Ela chora e geme, a dor parece bem forte. A observo tentar se levantar algumas vezes, sem sucesso.

— Você vai mesmo ficar aí olhando o meu sofrimento? Liga para alguém, chama ajuda. — ela diz, com a voz embargada pelo choro, levando as mãos à cabeça tentando tirar os fios que se desprendem do seu coque e caem sobre seu rosto. Ela até que é bonita, se reparar bem, mas pelo visto se esforça em esconder isso por detrás do seu coque alto, seus óculos de grau grandes demais para seu rosto e suas roupas largas.

Só então desperto do transe em que estou enquanto a observo e começo a tatear os bolsos em busca do celular. A ambulância não demora mais que vinte minutos para chegar, assim como o guincho que vai levar a minha moto.

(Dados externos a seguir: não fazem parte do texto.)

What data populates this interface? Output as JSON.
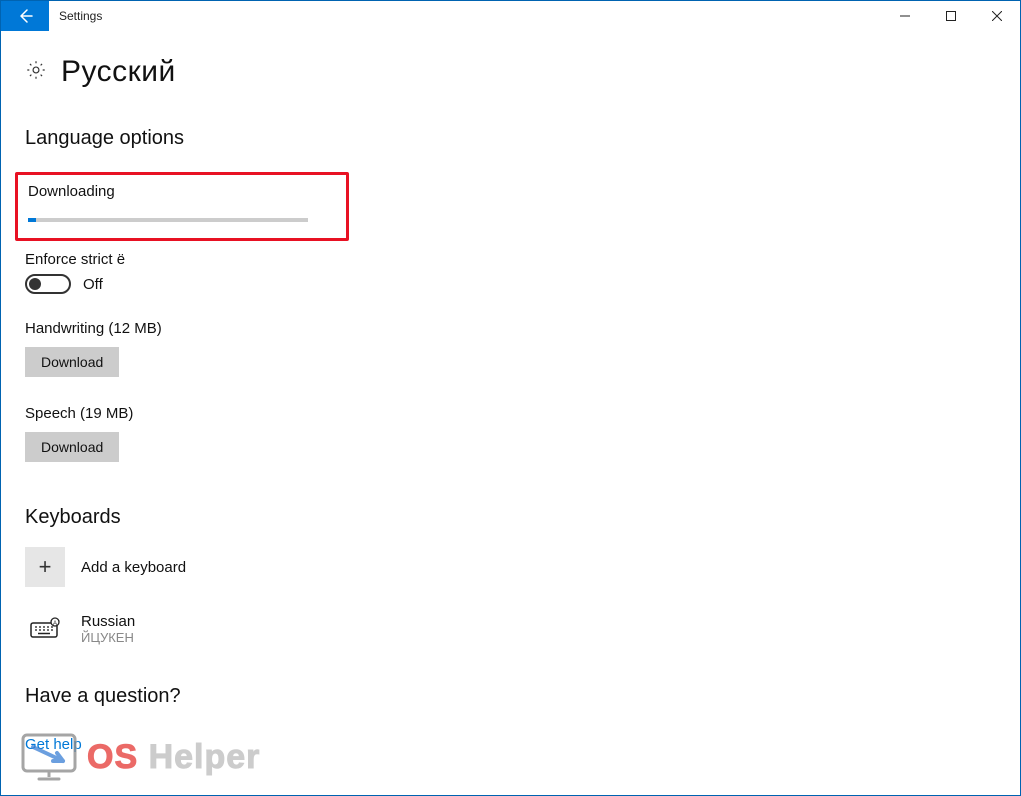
{
  "window": {
    "title": "Settings"
  },
  "page": {
    "heading": "Русский"
  },
  "language_options": {
    "section_title": "Language options",
    "downloading_label": "Downloading",
    "progress_percent": 3,
    "enforce_label": "Enforce strict ё",
    "toggle_state": "Off",
    "handwriting_label": "Handwriting (12 MB)",
    "handwriting_button": "Download",
    "speech_label": "Speech (19 MB)",
    "speech_button": "Download"
  },
  "keyboards": {
    "section_title": "Keyboards",
    "add_label": "Add a keyboard",
    "items": [
      {
        "name": "Russian",
        "layout": "ЙЦУКЕН"
      }
    ]
  },
  "help": {
    "section_title": "Have a question?",
    "link": "Get help"
  },
  "watermark": {
    "os": "OS",
    "helper": "Helper"
  },
  "colors": {
    "accent": "#0078D7",
    "highlight": "#E81123"
  }
}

— Você vai acompanhá-la? — um dos socorristas pergunta à mim depois que ela já está dentro da ambulância.

— Ah, sim, eu vou...

— Não! Não precisa. — a garota grita de dentro do automóvel, antes que eu me aproxime o suficiente para entrar no veículo.

— Você é menor, precisa de um acompanhante. — o enfermeiro insiste.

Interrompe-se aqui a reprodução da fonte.